Las Amistades Perdidas


La pared, de un blanco impoluto, tan llena de irregularidades que no había un solo fragmento liso que fuera mayor que la uña del meñique, seguía conservando un poco de aquel olor de la cal húmeda con que la habían pintado, aunque hacía ya casi un mes de aquello.
La araña seguía su camino, aparentemente al azar, plagado de paradas igualmente inesperadas y siguiendo luego la ruta o cambiándola por otra por razones cuyo origen siempre ignoré.
Era tan pequeña que sin darme cuenta me acerqué hasta que mi pecho casi llegaron a tocarse su blancura y la del algodón sin mangas. Quería ver mejor sus patas.
Y entonces me detuve; una especie de escalofrío viajó por la parte posterior de mis piernas, hasta los talones. Tuve la sensación de que la araña me miraba, y en mi enormidad ciclópea, comparado con ella, temí que me considerase una presa potencial. Retrocedí despacio sin apartar los ojos apenas un metro, giré y entré en la vivienda para hacer algo innecesario que olvidé muy pronto.

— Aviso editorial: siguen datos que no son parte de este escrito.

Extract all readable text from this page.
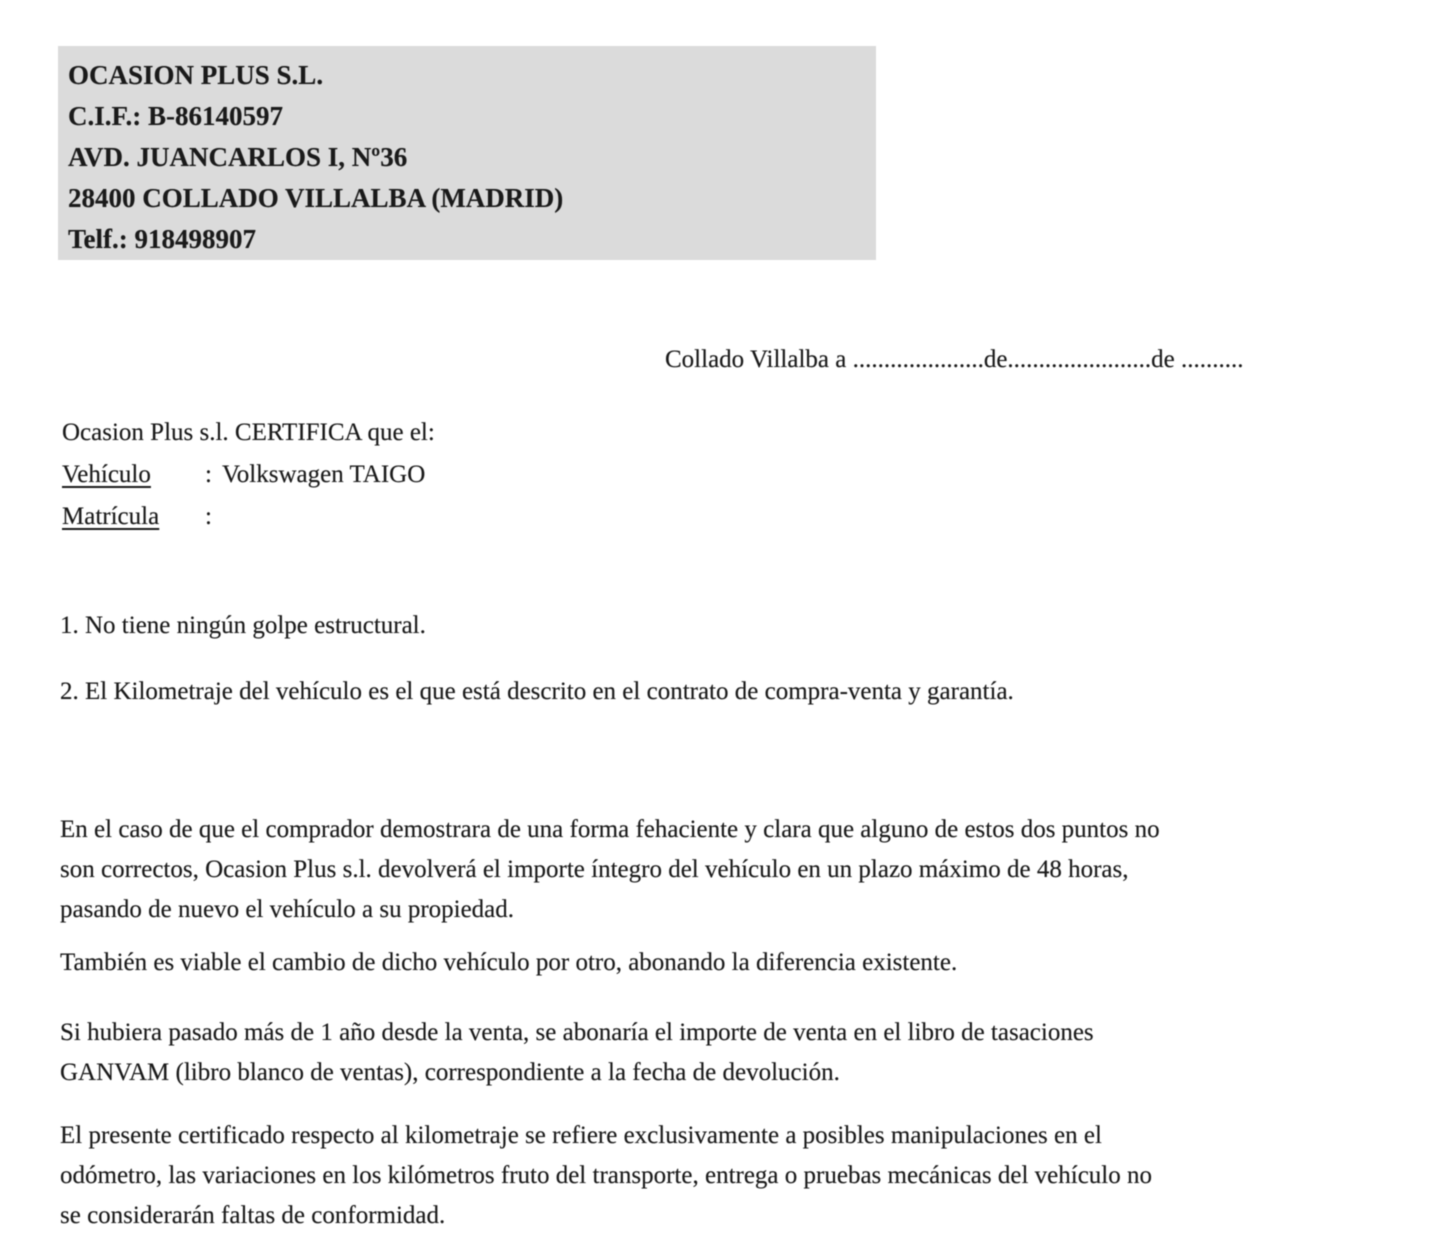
OCASION PLUS S.L.
C.I.F.: B-86140597
AVD. JUANCARLOS I, Nº36
28400 COLLADO VILLALBA (MADRID)
Telf.: 918498907
Collado Villalba a .....................de.......................de ..........
Ocasion Plus s.l. CERTIFICA que el:
Vehículo : Volkswagen TAIGO
Matrícula :
1. No tiene ningún golpe estructural.
2. El Kilometraje del vehículo es el que está descrito en el contrato de compra-venta y garantía.
En el caso de que el comprador demostrara de una forma fehaciente y clara que alguno de estos dos puntos no
son correctos, Ocasion Plus s.l. devolverá el importe íntegro del vehículo en un plazo máximo de 48 horas,
pasando de nuevo el vehículo a su propiedad.
También es viable el cambio de dicho vehículo por otro, abonando la diferencia existente.
Si hubiera pasado más de 1 año desde la venta, se abonaría el importe de venta en el libro de tasaciones
GANVAM (libro blanco de ventas), correspondiente a la fecha de devolución.
El presente certificado respecto al kilometraje se refiere exclusivamente a posibles manipulaciones en el
odómetro, las variaciones en los kilómetros fruto del transporte, entrega o pruebas mecánicas del vehículo no
se considerarán faltas de conformidad.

Me entretuve con dos o tres tareas breves, insignificantes, improvisadas como el camino de la araña.
Cuando volví a salir ya no estaba… en el mismo sitio. Me costó un largo medio minuto localizarla a unos dos metros pared arriba, cerca del rincón más cercano del techado de la terraza. La frustración rivalizó con la tranquilidad de verla lejos, hasta que ganó definitivamente la primera. “Otra amistad perdida”, pensé suspirando. Y volví a entrar en casa para ver si mi hermano o mi madre me ofrecían un hueco donde olvidar...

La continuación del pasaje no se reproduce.